Timber corniced doorcases, and moulded and nook-shafted surrounds to windows to N and S walls of transepts. Jacobean veneered screen, with 3 strapwork-detailed doors, to W. Pointed-arched doorway with nook-shafted blank panel above in full-height moulded and pointed-arched panel.

Rib-vaulted roof to vestibul beneath tower; Corinthian colonnettes to moulded doorway to nave; ornate hanging lantern shade. Turnpike staircase to left. Moulded reveals to windows in rib-vaulted bell-ringing chamber at 1st stage.

STAINED GLASS: right window in N transept (Nathaniel Bryson, 1920); left window in S transept (William Wilson, 1962). Geometric glazing with coloured glass margins to remaining windows. Coloured glass to vestibule lancets.

BOUNDARY WALLS: coped rubble walls.

Statement of Interest

No longer in ecclesiastical use; the church has been unoccupied since December 1989. The church has also been known as Buccleuch Church.

The expanding congregation of the old Parish Church (St Nicholas) before the Disruption necessitated the erection of this church. Walter Francis, 5th Duke of Buccleuch, gifted a site, and built and endowed the church. Although built between 1837 and 1840, the church was not used until the congregation of the Old Parish Church were transferred there from 1851-54 while renovation work was carried out on their own church. Having been erected into a parish quoad sacra in 1853, the first minister of West Parish Church was ordained in April 1854.

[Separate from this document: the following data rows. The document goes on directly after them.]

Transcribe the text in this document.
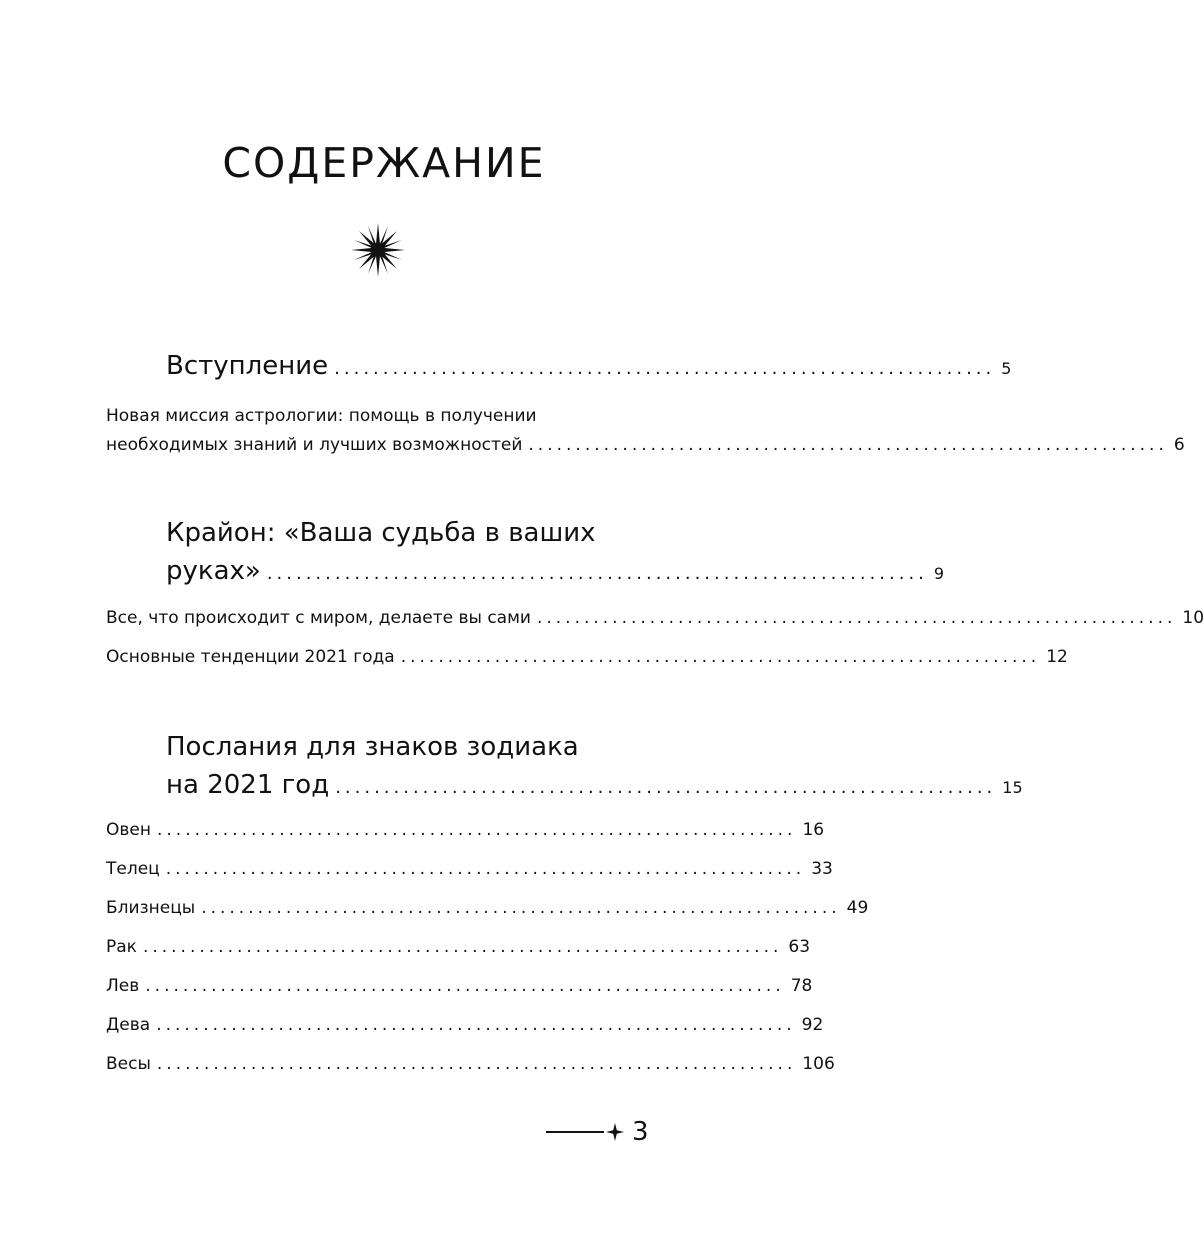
СОДЕРЖАНИЕ
Вступление .................................................................... 5
Новая миссия астрологии: помощь в получении
необходимых знаний и лучших возможностей .................................................................... 6
Крайон: «Ваша судьба в ваших
руках» .................................................................... 9
Все, что происходит с миром, делаете вы сами .................................................................... 10
Основные тенденции 2021 года .................................................................... 12
Послания для знаков зодиака
на 2021 год .................................................................... 15
Овен .................................................................... 16
Телец .................................................................... 33
Близнецы .................................................................... 49
Рак .................................................................... 63
Лев .................................................................... 78
Дева .................................................................... 92
Весы .................................................................... 106
3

The church could accommodate 950, and the stone was quarried in Fife. A gallery which was depicted on the original plans has never been built. Reconstruction work was carried out by Charles Henry Greig in circa 1906.

The congregations of West Church and the Old Kirk united to form St Nicholas Buccleuch Church in 1979; both churches continued to be used alternately for services. When West Church closed in 1989, Old Kirk became the parish church.

Listed Building Consent has been granted for the organ, stained glass windows and internal wall plaque to be relocated in Old Kirk (1991).